The idea of the first episode is that both Chris and Pippa think Julia (the boss) is about to retire and that one of them is next in line to succeed her. Julia knows how ambitious both of them are & is quite prepared to play on that & muck them about largely in the interests of amusing herself, which is what happens in the next section.

Rupe

OK. Maybe exaggerate Chris' ridiculous sucking up then? Have him come in with a cup of tea and her favourite biscuits, or have him do something that only she would like..I just think you need to ramp it up a bit. A sitcom character who is out to impress isn't like a normal human being who is out to impress!

As for the retirement thing - why not have them make the retirement discovery at the same time? That moves the drama onto the screen, rather than having them reporting it to each other. We'll be able to see their intense dislike of one another instantly then. Anyway, just a few ideas.
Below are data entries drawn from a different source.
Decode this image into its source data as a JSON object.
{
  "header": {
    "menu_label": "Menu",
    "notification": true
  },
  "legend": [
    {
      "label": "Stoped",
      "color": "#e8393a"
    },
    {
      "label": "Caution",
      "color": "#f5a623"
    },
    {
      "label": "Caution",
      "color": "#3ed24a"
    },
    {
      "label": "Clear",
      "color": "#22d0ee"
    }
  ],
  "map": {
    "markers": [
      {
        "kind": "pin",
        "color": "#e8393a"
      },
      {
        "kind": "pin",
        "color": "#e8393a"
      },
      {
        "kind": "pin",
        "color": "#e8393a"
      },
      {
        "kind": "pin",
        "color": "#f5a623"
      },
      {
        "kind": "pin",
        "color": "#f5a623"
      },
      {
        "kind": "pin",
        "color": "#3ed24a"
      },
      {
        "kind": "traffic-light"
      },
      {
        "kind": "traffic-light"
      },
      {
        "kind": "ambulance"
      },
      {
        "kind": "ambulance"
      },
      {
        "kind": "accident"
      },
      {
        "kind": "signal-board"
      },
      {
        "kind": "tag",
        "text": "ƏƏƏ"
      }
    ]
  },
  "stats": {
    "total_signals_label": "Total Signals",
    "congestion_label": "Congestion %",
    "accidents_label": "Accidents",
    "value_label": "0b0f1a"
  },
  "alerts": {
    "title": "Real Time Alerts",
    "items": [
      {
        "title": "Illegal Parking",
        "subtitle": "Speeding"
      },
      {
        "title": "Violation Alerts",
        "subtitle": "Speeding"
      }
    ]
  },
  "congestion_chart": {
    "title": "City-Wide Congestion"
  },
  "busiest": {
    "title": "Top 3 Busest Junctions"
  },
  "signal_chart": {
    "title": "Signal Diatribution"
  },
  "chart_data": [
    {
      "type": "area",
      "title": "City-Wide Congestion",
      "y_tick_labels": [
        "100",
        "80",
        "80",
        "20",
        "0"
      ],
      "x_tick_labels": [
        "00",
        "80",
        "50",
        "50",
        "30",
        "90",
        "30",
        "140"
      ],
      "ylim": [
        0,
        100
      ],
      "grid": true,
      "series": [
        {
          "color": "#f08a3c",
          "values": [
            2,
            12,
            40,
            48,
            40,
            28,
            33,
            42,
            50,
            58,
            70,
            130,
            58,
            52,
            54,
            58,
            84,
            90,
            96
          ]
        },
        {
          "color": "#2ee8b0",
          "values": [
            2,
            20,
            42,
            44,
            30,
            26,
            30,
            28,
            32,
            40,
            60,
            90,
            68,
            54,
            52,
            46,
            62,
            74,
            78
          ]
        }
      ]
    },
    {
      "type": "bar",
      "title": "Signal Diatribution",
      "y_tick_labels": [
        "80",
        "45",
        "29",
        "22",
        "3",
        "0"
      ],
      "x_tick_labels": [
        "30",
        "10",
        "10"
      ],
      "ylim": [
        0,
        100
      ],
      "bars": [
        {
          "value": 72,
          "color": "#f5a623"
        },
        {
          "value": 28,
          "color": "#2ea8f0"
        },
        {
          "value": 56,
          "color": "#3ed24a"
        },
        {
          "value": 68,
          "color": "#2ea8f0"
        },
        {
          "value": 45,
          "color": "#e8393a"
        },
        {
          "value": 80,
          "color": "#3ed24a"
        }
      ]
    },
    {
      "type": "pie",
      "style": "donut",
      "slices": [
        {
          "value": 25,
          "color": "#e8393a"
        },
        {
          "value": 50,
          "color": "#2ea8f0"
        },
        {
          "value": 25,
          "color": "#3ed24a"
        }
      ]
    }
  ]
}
Yeah, I think jennies idea of having them discover apparent retirement plans together really good - could be cruise brochures or something- then we'll see their rivalry rather than be told it.

I have a tendency to put the drastic stuff off - screen and then have the characters come and discuss. This is easier for me as a writer but I imagine far less satisfying for the reader/viewer. I'll try and remember to move the drama on to the screen in future.

A joint discovery of Julia's retirement and - cruise brochures! That's it! Touches of sheer genius. I can see it now - something like:

CHRIS
Have you seen this?

(flourishes gaudy brochure of Norwegian fjords)

PIPPA
I am not going on a cruise with you to see the Norwegian fjords.

CHRIS
Steady on a moment. I never suggested anything of the kind. I found them on Julia's desk.

PIPPA
What were you doing... (etc etc)

Something like that, but better. Thanks Jennie and Ted for developing this promising line of enquiry. I will continue my investigations.

Quote: Jennie @ 1st December 2013, 10:54 PM GMT

Chris didn't really strike me as particularly slimy - I only got that from Pippa's comment, when really I should be getting it from him.

This is right, and just as importantly should Pippa be calling him slimy to his face? You should be more subtle not just in establishing character but in establishing character relationships. Also if these are going to be central characters that relationship needs to be able to evolve into something beyond mutual contempt. If you are going to put casual insults in the script they need to be funny, not just because you need the laugh, but to make them acceptable both to the character insulted and to the audience.